Court Opinion

ID: 3258788
Source: CourtListenerOpinion
Date Created: 2016-07-05 16:31:12.387288+00
Date Added: 2024-06-11T13:03:34.968089
License: Public Domain

Mr. James T. Clark Executive Director Arkansas State Crime Laboratory P. O. Box 5274 Little Rock, Arkansas 72215
Dear Mr. Clark:
This is in response to your request for an opinion regarding Ark. Stat. Ann. 82-2617 (Cum. Supp. 1985).  You have asked the following specific question:
   Should the weights in Section (d) of Arkansas Statute 82-2617 be regarded to include adulterants and diluents or to be pure drug weights?

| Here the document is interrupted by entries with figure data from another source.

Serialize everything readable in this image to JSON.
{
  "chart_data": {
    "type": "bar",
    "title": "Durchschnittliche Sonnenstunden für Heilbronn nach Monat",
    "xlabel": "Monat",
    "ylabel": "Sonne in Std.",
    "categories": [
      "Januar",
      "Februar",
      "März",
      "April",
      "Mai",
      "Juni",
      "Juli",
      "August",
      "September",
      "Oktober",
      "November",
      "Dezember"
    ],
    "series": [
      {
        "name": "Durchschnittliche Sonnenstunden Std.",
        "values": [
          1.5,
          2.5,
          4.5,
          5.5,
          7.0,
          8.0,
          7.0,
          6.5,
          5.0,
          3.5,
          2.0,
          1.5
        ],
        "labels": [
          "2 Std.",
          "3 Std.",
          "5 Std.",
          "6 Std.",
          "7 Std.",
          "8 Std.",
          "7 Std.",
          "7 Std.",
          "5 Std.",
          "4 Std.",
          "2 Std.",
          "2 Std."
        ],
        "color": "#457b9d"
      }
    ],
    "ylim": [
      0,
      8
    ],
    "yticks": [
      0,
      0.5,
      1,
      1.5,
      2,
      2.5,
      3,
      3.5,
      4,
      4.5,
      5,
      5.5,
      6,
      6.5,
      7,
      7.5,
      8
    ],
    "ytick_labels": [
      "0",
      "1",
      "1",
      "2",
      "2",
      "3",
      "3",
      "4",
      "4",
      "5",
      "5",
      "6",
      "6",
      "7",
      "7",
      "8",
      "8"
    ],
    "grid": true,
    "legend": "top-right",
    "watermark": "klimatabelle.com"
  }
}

It is my opinion that the weights set forth in 82-2617(d) must be regarded as pure drug weights.  The Arkansas Supreme Court considered this question in 1977 in the case of Dixon v. State,260 Ark. 857, 545 S.W.2d 606 (1977).  The defendant in that case possessed six packets containing 561 milligrams of a substance that was 5.5% pure heroin.  One of the issues involved a determination of whether the reference to "heroin" in 82-2617(d) (Supp. 1975) means pure heroin or an adulteration thereof.  The Court refused to apply the rebuttable presumption that would have arisen if the statute were construed to include adulterants, stating as follows:
   We must conclude from the statute as a whole that the reference is to pure heroin.  In several instances the statute refers to any material, compound, mixture, or preparation that contains `any quantity' of specified prohibited substances (or uses similar language). . . .  On the other hand, the rebuttable presumption of an intent to deliver heroin arises only from the possession of more than 100 milligrams of "heroin."  Inasmuch as the draftmen of this Uniform Act took pains to prohibit traffic in many specified drugs in an adulterated form, we must infer that the omission of similar language with reference to heroin was deliberately selected to exclude such adulterations.  260 Ark. at 860-861.
This case has been neither modified nor overruled.  It is well-established that the legislature is presumed in enacting a statute to have had in mind the judicial construction of former statutes on the subject; and it will be assumed that the legislation was enacted in light of this construction.  Trullinger v. Rosenblum, 125 F. Supp. 758 (D.C. Ark. 1955).  It is reasonable to conclude, following these precepts, that the General Assembly in its 1985 amendment of these provisions deliberately omitted in 82-2617(d) the reference to "adulterants or diluents" appearing in 82-2617(a).  This conclusion may also be mandated by the established maxim that penal provisions are strictly construed and that "(n)othing will be taken as intended which is not clearly expressed and all doubts must be resolved in favor of the defendant."  Bennett v. State, 252 Ark. 128, 477 S.W.2d 497
(1972), citing Shepherd v. State, 246 Ark. 159, 439 S.W.2d 627
(1969).
The foregoing opinion, which I hereby approve, was prepared by Assistant Attorney General Elisabeth A. Walker.